Текст книги "Крымская война"


Автор книги: Сергей Семанов


Соавторы: Сергей Сергеев-Ценский
сообщить о нарушении

Текущая страница: 6 (всего у книги 49 страниц)


ЧАСТЬ III
БАЛАКЛАВСКОЕ ДЕЛО1

Бивачные ночные костры догорали, и люди и кони, густо скопившиеся в узкой Чоргунской долине, начали чувствовать вкрадчиво жалящий холодок, набегавший порывами со стороны моря: наступало утро 13/25 октября, в которое приказано было Меншиковым дивизии генерала Липранди нажать на Балаклаву.

Ещё не светало, только ещё готовилось светать, – чуть брезжило.

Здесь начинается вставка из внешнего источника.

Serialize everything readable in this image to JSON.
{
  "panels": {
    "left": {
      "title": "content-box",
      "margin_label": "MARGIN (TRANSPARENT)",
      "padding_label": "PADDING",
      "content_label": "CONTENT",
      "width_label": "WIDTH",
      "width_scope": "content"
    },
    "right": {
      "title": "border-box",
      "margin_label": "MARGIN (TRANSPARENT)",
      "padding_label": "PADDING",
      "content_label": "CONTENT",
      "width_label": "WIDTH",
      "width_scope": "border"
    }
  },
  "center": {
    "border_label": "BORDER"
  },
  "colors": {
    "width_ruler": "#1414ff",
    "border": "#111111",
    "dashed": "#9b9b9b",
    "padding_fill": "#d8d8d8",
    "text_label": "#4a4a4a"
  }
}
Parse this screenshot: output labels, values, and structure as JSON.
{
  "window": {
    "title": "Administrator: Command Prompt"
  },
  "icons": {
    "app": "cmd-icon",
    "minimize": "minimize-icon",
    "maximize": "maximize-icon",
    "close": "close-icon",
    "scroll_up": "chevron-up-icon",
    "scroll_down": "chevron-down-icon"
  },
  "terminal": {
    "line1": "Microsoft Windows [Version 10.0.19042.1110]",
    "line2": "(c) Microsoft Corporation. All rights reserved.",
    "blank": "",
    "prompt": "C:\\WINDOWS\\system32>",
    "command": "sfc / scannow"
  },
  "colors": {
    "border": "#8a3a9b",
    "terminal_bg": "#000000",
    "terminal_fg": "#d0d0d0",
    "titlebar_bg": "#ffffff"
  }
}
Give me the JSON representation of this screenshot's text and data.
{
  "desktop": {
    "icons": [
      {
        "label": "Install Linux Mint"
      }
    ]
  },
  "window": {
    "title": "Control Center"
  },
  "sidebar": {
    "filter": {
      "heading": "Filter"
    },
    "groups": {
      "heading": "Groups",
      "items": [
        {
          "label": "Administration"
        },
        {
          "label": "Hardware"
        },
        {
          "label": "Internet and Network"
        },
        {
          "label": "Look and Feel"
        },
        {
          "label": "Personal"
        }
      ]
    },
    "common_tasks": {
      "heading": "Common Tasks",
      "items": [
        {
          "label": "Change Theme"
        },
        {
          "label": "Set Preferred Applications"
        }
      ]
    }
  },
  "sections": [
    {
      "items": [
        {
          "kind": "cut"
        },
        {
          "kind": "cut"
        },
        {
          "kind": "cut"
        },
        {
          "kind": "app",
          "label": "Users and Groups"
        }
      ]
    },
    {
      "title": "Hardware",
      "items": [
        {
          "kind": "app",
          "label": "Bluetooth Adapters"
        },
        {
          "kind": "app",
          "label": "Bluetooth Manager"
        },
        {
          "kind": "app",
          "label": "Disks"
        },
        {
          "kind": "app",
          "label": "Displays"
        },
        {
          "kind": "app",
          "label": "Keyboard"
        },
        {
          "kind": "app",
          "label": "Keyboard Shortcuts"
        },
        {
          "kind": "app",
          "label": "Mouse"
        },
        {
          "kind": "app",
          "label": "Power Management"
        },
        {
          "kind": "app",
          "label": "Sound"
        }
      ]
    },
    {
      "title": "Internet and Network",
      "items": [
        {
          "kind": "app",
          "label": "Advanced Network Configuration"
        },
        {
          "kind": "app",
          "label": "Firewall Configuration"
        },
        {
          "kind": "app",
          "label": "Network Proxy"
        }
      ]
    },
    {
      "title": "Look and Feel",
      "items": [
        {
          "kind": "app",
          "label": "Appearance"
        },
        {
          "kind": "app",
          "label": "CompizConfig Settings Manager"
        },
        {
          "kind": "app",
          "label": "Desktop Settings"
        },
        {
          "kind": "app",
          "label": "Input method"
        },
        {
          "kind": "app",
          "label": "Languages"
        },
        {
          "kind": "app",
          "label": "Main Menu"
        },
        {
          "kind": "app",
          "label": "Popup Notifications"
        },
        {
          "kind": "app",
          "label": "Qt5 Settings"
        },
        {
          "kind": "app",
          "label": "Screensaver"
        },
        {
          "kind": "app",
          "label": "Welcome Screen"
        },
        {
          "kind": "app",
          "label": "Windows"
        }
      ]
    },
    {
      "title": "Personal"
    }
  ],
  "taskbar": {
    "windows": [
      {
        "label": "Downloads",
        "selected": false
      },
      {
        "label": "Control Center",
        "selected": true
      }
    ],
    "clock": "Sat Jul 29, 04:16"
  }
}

Орудия, упряжки, люди ещё не воспринимались глазами, а смутно угадывались в темноте.

Окрики были негромки, манерки звякали о приклады тихо, и даже лошади, проникаясь таинственностью обстановки, фыркали вполголоса, ссорились между собою сдержанно, подымая беспокойно головы часто ставили уши торчком, вслушиваясь в отдалённое.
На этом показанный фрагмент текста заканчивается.